Allergie aux protéines de lait de vache : Quand le problème est « dans » le biberon

Avant l’âge de deux ans, les œufs, le poisson et le lait sont considérés comme les principales causes d’allergies alimentaires et avant l’âge d’un an, c’est le lait qui en est l’agent majeur.

 

En effet, l’allergie aux protéines au lait de vache (APLV), appelée aussi intolérance aux protéines de lait de vache, est l’allergie alimentaire la plus fréquente chez les bébés avant la diversification alimentaire. Elle peut se manifester dès les premiers biberons ou être plus latente et se révéler plus tardivement mais heureusement qu’il s’agit d’une situation transitoire qui finit par disparaître vers l’âge de 3 ans dans la majorité des cas. Ceci dit, dans 20% des cas, cette allergie peut être rebelle, persistante et s’associer plus tard à d’autres types d’allergies alimentaires, à une rhinite allergique ou plus gravement à un asthme.

 

Pourquoi certains enfants sont allergiques au « lait » ?

 

Les protéines du lait, dont le nombre avoisine la trentaine, sont toutes potentiellement allergisantes. Mais celles qui sont le plus fréquemment incriminées sont la caséine et la bétalactoglobuline.

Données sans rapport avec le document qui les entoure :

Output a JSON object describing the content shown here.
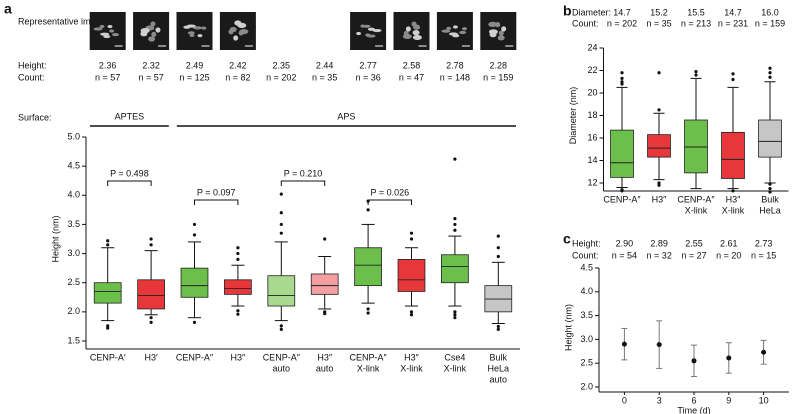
{
  "chart_data": [
    {
      "panel": "a",
      "type": "box",
      "images_label": "Representative images:",
      "header_rows": [
        {
          "label": "Height:",
          "values": [
            2.36,
            2.32,
            2.49,
            2.42,
            2.35,
            2.44,
            2.77,
            2.58,
            2.78,
            2.28
          ]
        },
        {
          "label": "Count:",
          "values": [
            "n = 57",
            "n = 57",
            "n = 125",
            "n = 82",
            "n = 202",
            "n = 35",
            "n = 36",
            "n = 47",
            "n = 148",
            "n = 159"
          ]
        }
      ],
      "surface_label": "Surface:",
      "surface_groups": [
        "APTES",
        "APS"
      ],
      "comparisons": [
        "P = 0.498",
        "P = 0.097",
        "P = 0.210",
        "P = 0.026"
      ],
      "categories": [
        [
          "CENP-A′"
        ],
        [
          "H3′"
        ],
        [
          "CENP-A″"
        ],
        [
          "H3″"
        ],
        [
          "CENP-A″",
          "auto"
        ],
        [
          "H3″",
          "auto"
        ],
        [
          "CENP-A″",
          "X-link"
        ],
        [
          "H3″",
          "X-link"
        ],
        [
          "Cse4",
          "X-link"
        ],
        [
          "Bulk",
          "HeLa",
          "auto"
        ]
      ],
      "boxes": [
        {
          "color": "#6cbf4b",
          "min": 1.85,
          "q1": 2.15,
          "median": 2.35,
          "q3": 2.5,
          "max": 3.1,
          "outliers": [
            3.22,
            3.15,
            1.76,
            1.72
          ]
        },
        {
          "color": "#e8373a",
          "min": 1.95,
          "q1": 2.05,
          "median": 2.28,
          "q3": 2.55,
          "max": 3.05,
          "outliers": [
            3.25,
            3.15,
            1.9,
            1.82
          ]
        },
        {
          "color": "#6cbf4b",
          "min": 1.9,
          "q1": 2.25,
          "median": 2.45,
          "q3": 2.75,
          "max": 3.2,
          "outliers": [
            3.5,
            3.32,
            1.82
          ]
        },
        {
          "color": "#e8373a",
          "min": 2.1,
          "q1": 2.3,
          "median": 2.4,
          "q3": 2.55,
          "max": 2.8,
          "outliers": [
            3.1,
            3.0,
            2.9,
            2.02,
            1.96
          ]
        },
        {
          "color": "#a8d98e",
          "min": 1.85,
          "q1": 2.1,
          "median": 2.28,
          "q3": 2.62,
          "max": 3.2,
          "outliers": [
            4.02,
            3.7,
            3.5,
            3.35,
            1.76,
            1.7
          ]
        },
        {
          "color": "#f4a0a3",
          "min": 2.05,
          "q1": 2.3,
          "median": 2.45,
          "q3": 2.65,
          "max": 2.95,
          "outliers": [
            3.25,
            2.0,
            1.97
          ]
        },
        {
          "color": "#6cbf4b",
          "min": 2.15,
          "q1": 2.45,
          "median": 2.8,
          "q3": 3.1,
          "max": 3.5,
          "outliers": [
            3.9,
            3.75,
            2.05,
            1.98
          ]
        },
        {
          "color": "#e8373a",
          "min": 2.1,
          "q1": 2.35,
          "median": 2.55,
          "q3": 2.9,
          "max": 3.1,
          "outliers": [
            3.35,
            3.25,
            2.0,
            1.95
          ]
        },
        {
          "color": "#6cbf4b",
          "min": 2.1,
          "q1": 2.5,
          "median": 2.78,
          "q3": 2.98,
          "max": 3.3,
          "outliers": [
            4.62,
            3.6,
            3.5,
            3.4,
            2.0,
            1.95,
            1.9
          ]
        },
        {
          "color": "#c6c6c6",
          "min": 1.8,
          "q1": 2.0,
          "median": 2.22,
          "q3": 2.45,
          "max": 2.85,
          "outliers": [
            3.3,
            3.1,
            2.95,
            1.75,
            1.7
          ]
        }
      ],
      "ylabel": "Height (nm)",
      "ylim": [
        1.5,
        5
      ],
      "yticks": [
        1.5,
        {
          "value": 2,
          "label": "2.0"
        },
        2.5,
        {
          "value": 3,
          "label": "3.0"
        },
        3.5,
        {
          "value": 4,
          "label": "4.0"
        },
        4.5,
        {
          "value": 5,
          "label": "5.0"
        }
      ]
    },
    {
      "panel": "b",
      "type": "box",
      "header_rows": [
        {
          "label": "Diameter:",
          "values": [
            "14.7",
            "15.2",
            "15.5",
            "14.7",
            "16.0"
          ]
        },
        {
          "label": "Count:",
          "values": [
            "n = 202",
            "n = 35",
            "n = 213",
            "n = 231",
            "n = 159"
          ]
        }
      ],
      "categories": [
        [
          "CENP-A″"
        ],
        [
          "H3″"
        ],
        [
          "CENP-A″",
          "X-link"
        ],
        [
          "H3″",
          "X-link"
        ],
        [
          "Bulk",
          "HeLa"
        ]
      ],
      "boxes": [
        {
          "color": "#6cbf4b",
          "min": 11.6,
          "q1": 12.5,
          "median": 13.8,
          "q3": 16.7,
          "max": 20.5,
          "outliers": [
            21.8,
            21.3,
            21.0,
            20.8,
            11.4,
            11.3
          ]
        },
        {
          "color": "#e8373a",
          "min": 12.3,
          "q1": 14.3,
          "median": 15.1,
          "q3": 16.3,
          "max": 18.2,
          "outliers": [
            21.8,
            18.5,
            12.0,
            11.8
          ]
        },
        {
          "color": "#6cbf4b",
          "min": 11.5,
          "q1": 12.9,
          "median": 15.2,
          "q3": 17.6,
          "max": 21.3,
          "outliers": [
            21.9,
            21.6
          ]
        },
        {
          "color": "#e8373a",
          "min": 11.5,
          "q1": 12.4,
          "median": 14.1,
          "q3": 16.5,
          "max": 20.5,
          "outliers": [
            21.7,
            21.2,
            11.3
          ]
        },
        {
          "color": "#c6c6c6",
          "min": 12.0,
          "q1": 14.3,
          "median": 15.7,
          "q3": 17.6,
          "max": 21.0,
          "outliers": [
            22.2,
            21.8,
            21.4,
            11.9,
            11.5,
            11.2
          ]
        }
      ],
      "ylabel": "Diameter (nm)",
      "ylim": [
        12,
        24
      ],
      "yticks": [
        12,
        14,
        16,
        18,
        20,
        22,
        24
      ]
    },
    {
      "panel": "c",
      "type": "errorbar",
      "header_rows": [
        {
          "label": "Height:"
        },
        {
          "label": "Count:",
          "values": [
            "n = 54",
            "n = 32",
            "n = 27",
            "n = 20",
            "n = 15"
          ]
        }
      ],
      "categories": [
        [
          "0"
        ],
        [
          "3"
        ],
        [
          "6"
        ],
        [
          "9"
        ],
        [
          "10"
        ]
      ],
      "xlabel": "Time (d)",
      "values": [
        2.9,
        2.89,
        2.55,
        2.61,
        2.73
      ],
      "value_labels": [
        "2.90",
        "2.89",
        "2.55",
        "2.61",
        "2.73"
      ],
      "errors": [
        0.33,
        0.5,
        0.33,
        0.32,
        0.25
      ],
      "color": "#111111",
      "ylabel": "Height (nm)",
      "ylim": [
        2,
        4.5
      ],
      "yticks": [
        {
          "value": 2,
          "label": "2.0"
        },
        2.5,
        {
          "value": 3,
          "label": "3.0"
        },
        3.5,
        {
          "value": 4,
          "label": "4.0"
        },
        4.5
      ]
    }
  ]
}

Ces dernières sont à l’origine d’une sensibilisation au niveau des intestins du nourrisson ce qui engendre la cascade des troubles digestifs bien connus par les mamans.

 

Quels sont les signes qui accompagnent cette allergie ?

 

En plus des troubles digestifs qui représentent plus de la moitié des manifestations cliniques, les signes cutanés et respiratoires représentent respectivement 30% et 19% des tableaux cliniques rencontrés.

 

Une à deux heures après le biberon surviennent des vomissements, des selles liquides, voire de la diarrhée et une urticaire. Chez les enfants plus âgés, des douleurs abdominales, une toux persistante ou carrément un tableau d’asthme sont décrits.

 

Pour authentifier l’APLV, le meilleur test reste celui de l’éviction-réintroduction qui consiste, comme son nom l’indique, en la suppression du lait pour que les signes cliniques disparaissent puis en sa réintroduction pour voir réapparaître ces symptômes. Il faut toutefois savoir que ce test, potentiellement dangereux, doit impérativement être réalisé dans une structure hospitalière équipée des moyens nécessaires pour la réanimation et sous stricte surveillance médicale, car la littérature rapporte tout de même des cas de mort subite de nourrissons en rapport avec une allergie cataclysmique.

 

Comment faire face à cette allergie ?

 

Bien entendu, le meilleur aspect thérapeutique repose sur l’éviction des protéines lactées et c’est au praticien de prescrire les produits de remplacement appropriés à l’état clinique et nutritionnel du bébé. C’est au médecin également de décider de l’âge et des modalités de la réintroduction du lait. D’après les statistiques, une allergie à une protéine de lait mettrait 12 mois pour disparaître naturellement.

Afin de minimiser ce risque d’allergie qui ne cesse de s’accroître, l’allaitement maternel exclusif jusqu’à l’âge de 6 mois est fortement conseillé et une diversification alimentaire suivra passé ce délai. Il est également recommandé de retarder l’introduction du blanc d’œuf du poisson et de l’huile d’arachide, soit après la première année.